While 5% of India’s population live in the state, it is responsible for 17% of the country’s gross domestic product (GDP) and accounts for 19% of Indian exports. It has 22 ports. Gujarat has enjoyed an annual average GDP growth of 10% over the past decade. “Gujarat is truly the land of entrepreneurs,” he affirmed.

The state is the only one in India to enjoy an uninterrupted electricity supply. The last power cut in Gujarat was ten or more years ago. “Some of our members here can really solve [South Africa’s] load-shedding problems,” quipped Seth. The state has a power generation capacity of 22 000 MW and is the only power-surplus state in India.

The FGI delegation is composed of companies in the chemicals, electrical, energy, engineering, information technology and especially the pharmaceuticals sectors. Gujarat is especially interested in a wide range of South African agricultural products and oil seeds.

“India’s and South Africa’s relations go back a long way,” highlighted Indian acting High Commissioner Armstrong Changsan at the briefing. “The Indian diaspora here came [to South Africa] over 150 years ago. In the era of apartheid, India supported the anti-apartheid movement.

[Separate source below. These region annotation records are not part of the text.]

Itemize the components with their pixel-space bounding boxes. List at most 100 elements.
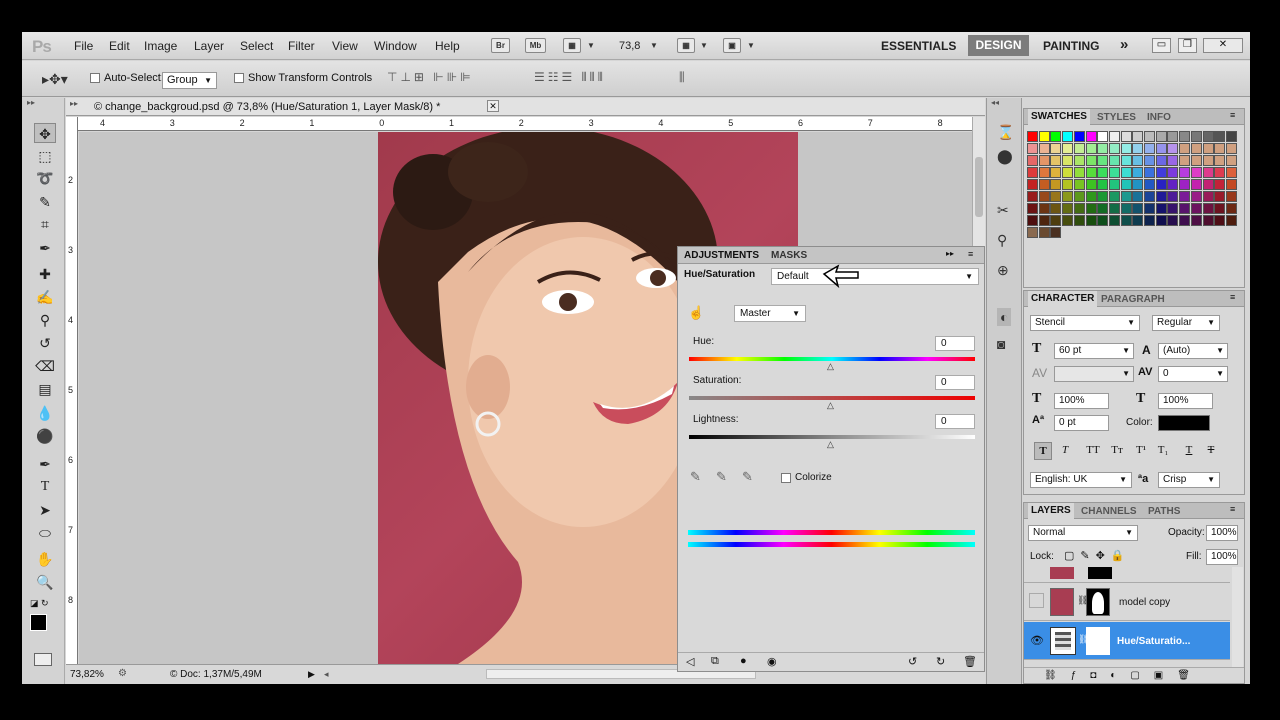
color-swatch[interactable]	[1167, 167, 1179, 178]
color-swatch[interactable]	[1144, 131, 1155, 142]
tab-channels[interactable]: CHANNELS	[1081, 506, 1137, 517]
eyedropper-tool-icon[interactable]: ✒	[34, 238, 56, 258]
color-swatch[interactable]	[1085, 143, 1097, 154]
tab-paths[interactable]: PATHS	[1148, 506, 1180, 517]
language-dropdown[interactable]: English: UK ▼	[1030, 472, 1132, 488]
move-tool-preset-icon[interactable]: ▸✥▾	[42, 71, 68, 88]
color-swatch[interactable]	[1155, 203, 1167, 214]
history-icon[interactable]: ⌛	[997, 124, 1014, 141]
crop-tool-icon[interactable]: ⌗	[34, 214, 56, 234]
fill-field[interactable]: 100%	[1206, 549, 1238, 565]
horizontal-scale-field[interactable]: 100%	[1158, 393, 1213, 409]
color-swatch[interactable]	[1167, 215, 1179, 226]
color-swatch[interactable]	[1108, 155, 1120, 166]
color-swatch[interactable]	[1225, 179, 1237, 190]
close-document-icon[interactable]: ✕	[487, 100, 499, 112]
color-swatch[interactable]	[1190, 215, 1202, 226]
hand-tool-icon[interactable]: ✋	[34, 549, 56, 569]
chevron-down-icon[interactable]: ▼	[700, 41, 708, 50]
tracking-field[interactable]: 0 ▼	[1158, 366, 1228, 382]
color-swatch[interactable]	[1027, 215, 1038, 226]
color-swatch[interactable]	[1038, 155, 1050, 166]
tab-adjustments[interactable]: ADJUSTMENTS	[684, 250, 759, 261]
color-swatch[interactable]	[1085, 155, 1097, 166]
small-caps-icon[interactable]: Tт	[1108, 442, 1126, 460]
color-swatch[interactable]	[1038, 179, 1050, 190]
color-swatch[interactable]	[1225, 155, 1237, 166]
color-swatch[interactable]	[1132, 131, 1144, 142]
clip-layer-icon[interactable]: ⧉	[711, 655, 719, 668]
color-swatch[interactable]	[1097, 191, 1109, 202]
color-swatch[interactable]	[1038, 143, 1050, 154]
faux-bold-icon[interactable]: T	[1034, 442, 1052, 460]
zoom-level[interactable]: 73,8	[619, 40, 640, 52]
view-previous-icon[interactable]: ◉	[767, 655, 777, 668]
menu-select[interactable]: Select	[240, 39, 273, 53]
lasso-tool-icon[interactable]: ➰	[34, 168, 56, 188]
color-swatch[interactable]	[1155, 131, 1167, 142]
color-swatch[interactable]	[1132, 167, 1144, 178]
color-swatch[interactable]	[1132, 203, 1144, 214]
actions-icon[interactable]: ⬤	[997, 148, 1013, 165]
layers-footer-icons[interactable]: ⛓ƒ◘◐▢▣🗑	[1024, 667, 1244, 683]
color-swatch[interactable]	[1202, 167, 1214, 178]
color-swatch[interactable]	[1202, 203, 1214, 214]
foreground-color[interactable]	[30, 614, 47, 631]
color-swatch[interactable]	[1050, 131, 1062, 142]
dodge-tool-icon[interactable]: ⚫	[34, 426, 56, 446]
color-swatch[interactable]	[1050, 191, 1062, 202]
type-tool-icon[interactable]: T	[34, 477, 56, 497]
color-swatch[interactable]	[1062, 179, 1074, 190]
menu-window[interactable]: Window	[374, 39, 417, 53]
color-swatch[interactable]	[1225, 143, 1237, 154]
collapse-icon[interactable]: ▸▸	[946, 249, 954, 258]
color-swatch[interactable]	[1073, 203, 1085, 214]
saturation-slider-thumb[interactable]: △	[827, 400, 834, 411]
eye-icon[interactable]: 👁	[1030, 634, 1044, 647]
vertical-scale-field[interactable]: 100%	[1054, 393, 1109, 409]
blend-mode-dropdown[interactable]: Normal ▼	[1028, 525, 1138, 541]
chevron-down-icon[interactable]: ▼	[650, 41, 658, 50]
strikethrough-icon[interactable]: T	[1202, 442, 1220, 460]
panel-menu-icon[interactable]: ≡	[1230, 110, 1235, 120]
color-swatch[interactable]	[1108, 167, 1120, 178]
color-swatch[interactable]	[1167, 131, 1179, 142]
color-swatch[interactable]	[1202, 131, 1214, 142]
color-swatch[interactable]	[1225, 191, 1237, 202]
color-swatch[interactable]	[1190, 179, 1202, 190]
color-swatch[interactable]	[1144, 155, 1155, 166]
color-swatch[interactable]	[1062, 215, 1074, 226]
color-swatch[interactable]	[1050, 227, 1062, 238]
menu-layer[interactable]: Layer	[194, 39, 224, 53]
layer-row[interactable]: ⛓ model copy	[1024, 583, 1230, 621]
color-swatch[interactable]	[1073, 143, 1085, 154]
color-swatch[interactable]	[1190, 143, 1202, 154]
color-swatch[interactable]	[1190, 131, 1202, 142]
color-swatch[interactable]	[1120, 179, 1132, 190]
color-swatch[interactable]	[1085, 167, 1097, 178]
healing-brush-tool-icon[interactable]: ✚	[34, 264, 56, 284]
color-swatch[interactable]	[1155, 191, 1167, 202]
layer-row-selected[interactable]: 👁 ⛓ Hue/Saturatio...	[1024, 622, 1230, 660]
color-swatch[interactable]	[1214, 167, 1226, 178]
tab-info[interactable]: INFO	[1147, 112, 1171, 123]
text-color-swatch[interactable]	[1158, 415, 1210, 431]
color-swatch[interactable]	[1225, 131, 1237, 142]
preset-dropdown[interactable]: Default ▼	[771, 268, 979, 285]
tool-presets-icon[interactable]: ⊕	[997, 262, 1009, 279]
color-swatch[interactable]	[1202, 179, 1214, 190]
color-swatch[interactable]	[1155, 215, 1167, 226]
color-swatch[interactable]	[1038, 191, 1050, 202]
color-swatch[interactable]	[1108, 179, 1120, 190]
color-swatch[interactable]	[1155, 155, 1167, 166]
color-swatch[interactable]	[1144, 167, 1155, 178]
gradient-tool-icon[interactable]: ▤	[34, 379, 56, 399]
color-swatch[interactable]	[1214, 155, 1226, 166]
color-swatch[interactable]	[1038, 215, 1050, 226]
color-swatch[interactable]	[1050, 203, 1062, 214]
zoom-status[interactable]: 73,82%	[70, 669, 104, 680]
color-swatch[interactable]	[1144, 143, 1155, 154]
status-settings-icon[interactable]: ⚙	[118, 668, 127, 679]
color-swatch[interactable]	[1225, 167, 1237, 178]
workspace-painting[interactable]: PAINTING	[1043, 39, 1099, 53]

“Although our political relations are extremely cordial and excellent, our trade relations have also been growing,” he noted. “Our exports to South Africa have steadily increased.” In the financial year (FY) 2008/9, bilateral trade was worth $7-billion; by FY 2012/13 it had almost doubled to $13.9-billion.

Changsan assured that the Indian High Commission and its offices in South Africa were “very ready” to support business delegations and encourage South African-Indian business encounters, “to the benefit of both countries”. He pointed out that India was now issuing longer-term visas to South African businesspeople, and expressed the hope that South Africa would reciprocate.

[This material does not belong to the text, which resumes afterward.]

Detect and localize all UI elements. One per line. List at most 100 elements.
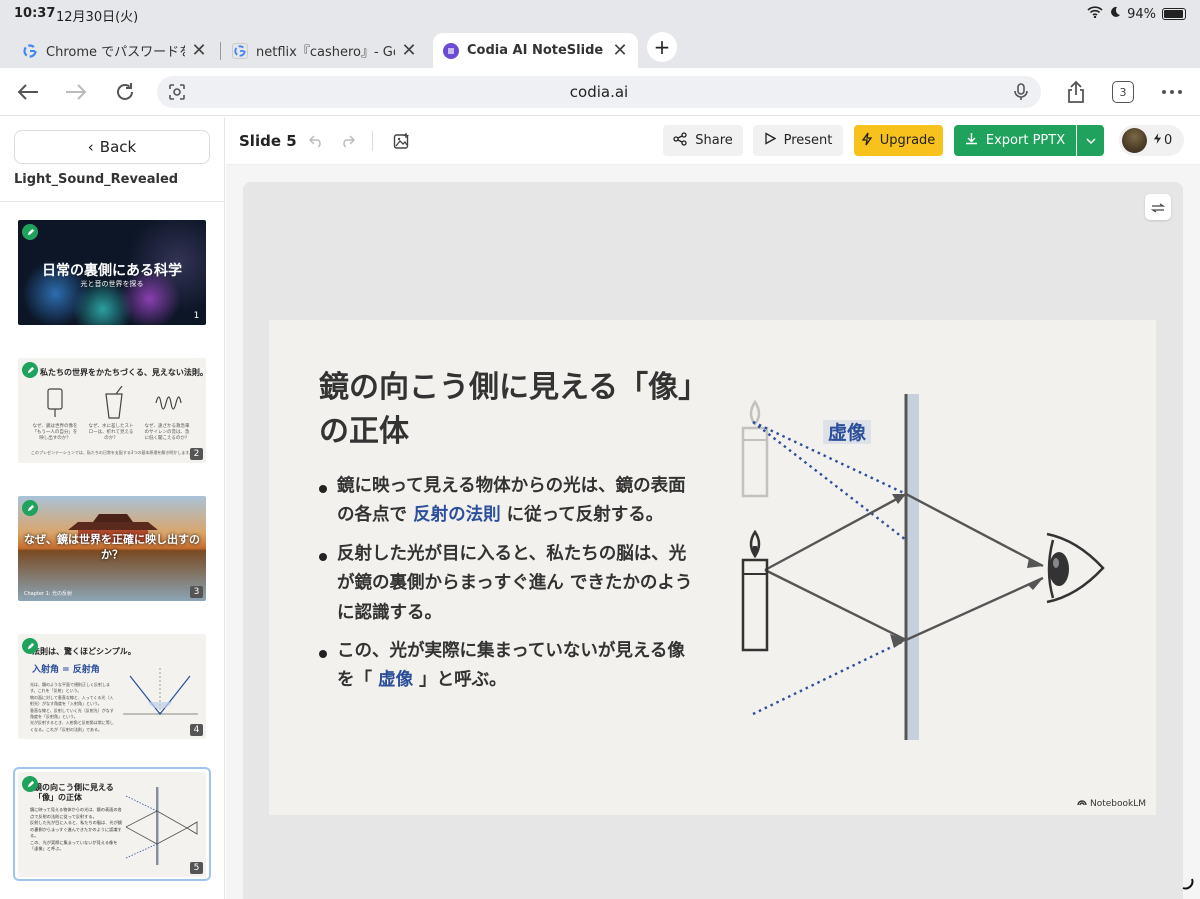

Addressing the Gujarat delegation, South African Chamber of Commerce and Industry CEO Neren Rau pointed out that although business confidence in South Africa had been at very low levels, the outlook for this year was very optimistic, with a strongly improving trend expected in the second half. He also reported that his organisation was detecting signs of improvement in service delivery by local authorities.

Regarding the strengths and weaknesses of the South African economy, he cited the findings of the World Economic Forum (WEF). This body identified the strengths as innovation, good mar- ket efficiency, business sophis- tication, institutions (financial and nonfinancial, government and nongovernment) and financial market development (in this last case, South Africa was ranked in the top five in the world). Weaknesses were labour market efficiency, higher education and training, primary education and health.

South Africa and India are both members of the Brics (Brazil, Russia, India, China and South Africa) alignment, and Rau noted that in the WEF’s global competitiveness analysis, South Africa was ranked above India and Russia, although below Brazil and China. South Africa was in 52nd place, as against 29th for China, 48th for Brazil, 64th for India and 67th for Russia.

The FGI delegation arrived in South Africa on March 1 and departed on March 9.